El perfil de la víctima

Los datos objetivos obtenidos de los expedientes judiciales permiten trazar un perfil de las víctimas en función de su edad, nacionalidad y relación con el agresor. Estos tres indicadores bastan para mostrar que la violencia de género es un fenómeno caracterizado por su diversidad, pues su impacto alcanza a todos los ámbitos y orígenes: nacionalidad, clases sociales, grupos étnicos, edades, niveles de estudios, etc.

La media de edad de las mujeres asesinadas por sus parejas o exparejas durante 2025 fue de 47,3, casi tres años más alta que la media de edad de las víctimas de toda la serie histórica, que es de 44,4. En 2025, la víctima más joven tenía 19 años y la de más edad, 86.

En 2025, más de la mitad de las mujeres asesinadas por violencia de género (el 53 %) tenían entre 36 y 55 años, una franja de edad que representa a poco más de la tercera parte de la población de mujeres mayores de quince años. El siguiente grupo de edad con mayor número de víctimas mortales (16,3 %) es el que va de 26 a 35 años. Ocho de cada diez víctimas (39 de las 49, 80 % del total), mantenía la convivencia con el agresor en el momento de la muerte, un porcentaje muy superior tanto al de 2024, que fue del 67,3 por ciento, como al de la serie histórica (2003-2025), situado en el 63 por ciento.

La relación de parentesco más frecuente entre víctimas y agresores el año pasado fue el vínculo matrimonial, presente en el 42,9 % de los casos. El 83,7 % de los homicidios fueron cometidos por la pareja actual de la víctima, independientemente del tipo de vínculo existente entre ellos. El autor del crimen fue el exmarido o expareja en el 16,3 % de los casos.

Violencia vicaria

El informe recoge los datos relativos a los asesinatos de menores, hijos e hijas de las víctimas, en el contexto de lo que se conoce como violencia vicaria, una forma de criminalidad con víctimas de extrema vulnerabilidad a la que el Observatorio quiere dar visibilidad con el fin de aportar herramientas de conocimiento que puedan servir de apoyo en la adopción de decisiones por los órganos judiciales.

En 2025, tres menores fueron asesinados por tres agresores, dos de ellos padres biológicos de dos de las víctimas y el tercero, pareja de la madre en el momento de los hechos. Estas víctimas elevan a 65 el número de menores asesinados desde 2013, año en el que se empezaron a contabilizar, con una media de 5 casos cada año desde entonces.
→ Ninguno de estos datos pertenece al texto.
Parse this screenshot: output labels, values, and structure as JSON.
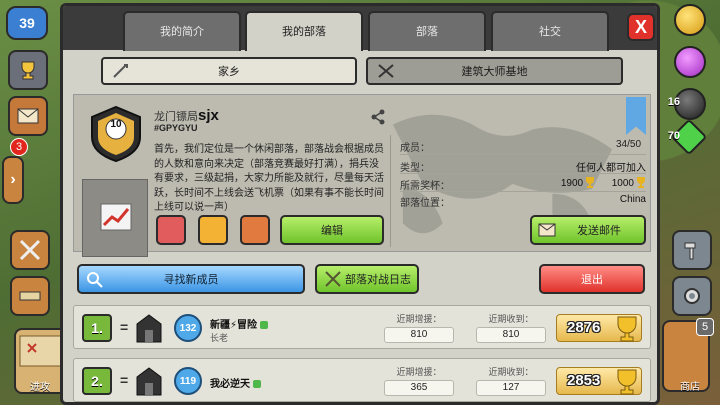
{
  "hud": {
    "level": "39",
    "mail_badge": "3",
    "attack_label": "进攻",
    "shop_label": "商店",
    "shop_badge": "5",
    "dark_elixir_num": "16",
    "gem_num": "70"
  },
  "tabs": [
    {
      "label": "我的简介"
    },
    {
      "label": "我的部落"
    },
    {
      "label": "部落"
    },
    {
      "label": "社交"
    }
  ],
  "close_label": "X",
  "sub_tabs": {
    "home": "家乡",
    "builder": "建筑大师基地"
  },
  "clan": {
    "prefix": "龙门镖局",
    "name": "sjx",
    "tag": "#GPYGYU",
    "level": "10",
    "description": "首先，我们定位是一个休闲部落，部落战会根据成员的人数和意向来决定（部落竞赛最好打满），捐兵没有要求，三级起捐，大家力所能及就行，尽量每天活跃，长时间不上线会送飞机票（如果有事不能长时间上线可以说一声）",
    "members_label": "成员：",
    "members_value": "34/50",
    "type_label": "类型：",
    "type_value": "任何人都可加入",
    "trophies_label": "所需奖杯：",
    "trophies_value_1": "1900",
    "trophies_value_2": "1000",
    "location_label": "部落位置：",
    "location_value": "China",
    "edit_label": "编辑",
    "send_mail_label": "发送邮件"
  },
  "actions": {
    "find_members": "寻找新成员",
    "war_log": "部落对战日志",
    "leave": "退出"
  },
  "member_headers": {
    "donated": "近期增援：",
    "received": "近期收到："
  },
  "members": [
    {
      "rank": "1.",
      "rank_change": "=",
      "xp": "132",
      "name": "新疆⚡冒险",
      "role": "长老",
      "donated": "810",
      "received": "810",
      "trophies": "2876"
    },
    {
      "rank": "2.",
      "rank_change": "=",
      "xp": "119",
      "name": "我必逆天",
      "role": "",
      "donated": "365",
      "received": "127",
      "trophies": "2853"
    }
  ],
  "colors": {
    "accent_green": "#6fc42b",
    "accent_blue": "#3b95e4",
    "accent_red": "#e0322b",
    "panel": "#d3d2c8"
  }
}
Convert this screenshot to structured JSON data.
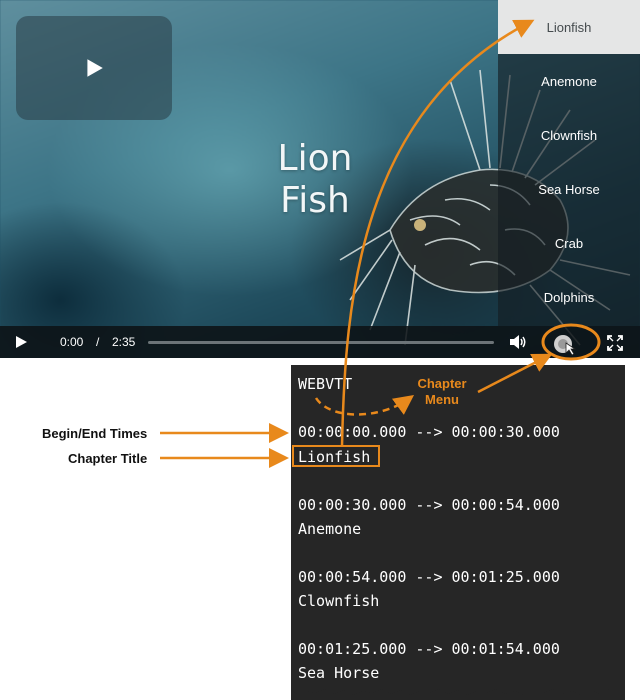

El promedio de edad de los menores asesinados el año pasado, dos niñas y un niño, fue de 6,7 años. Si se tiene en cuenta la serie histórica, el 73,8 % de las víctimas, varones y mujeres prácticamente en igual proporción, tenían menos de 10 años. En cuanto a su nacionalidad, dos de los tres menores asesinados en 2025 eran españoles, como el 73,8 % de todos los niños y niñas víctimas de violencia vicaria desde 2013.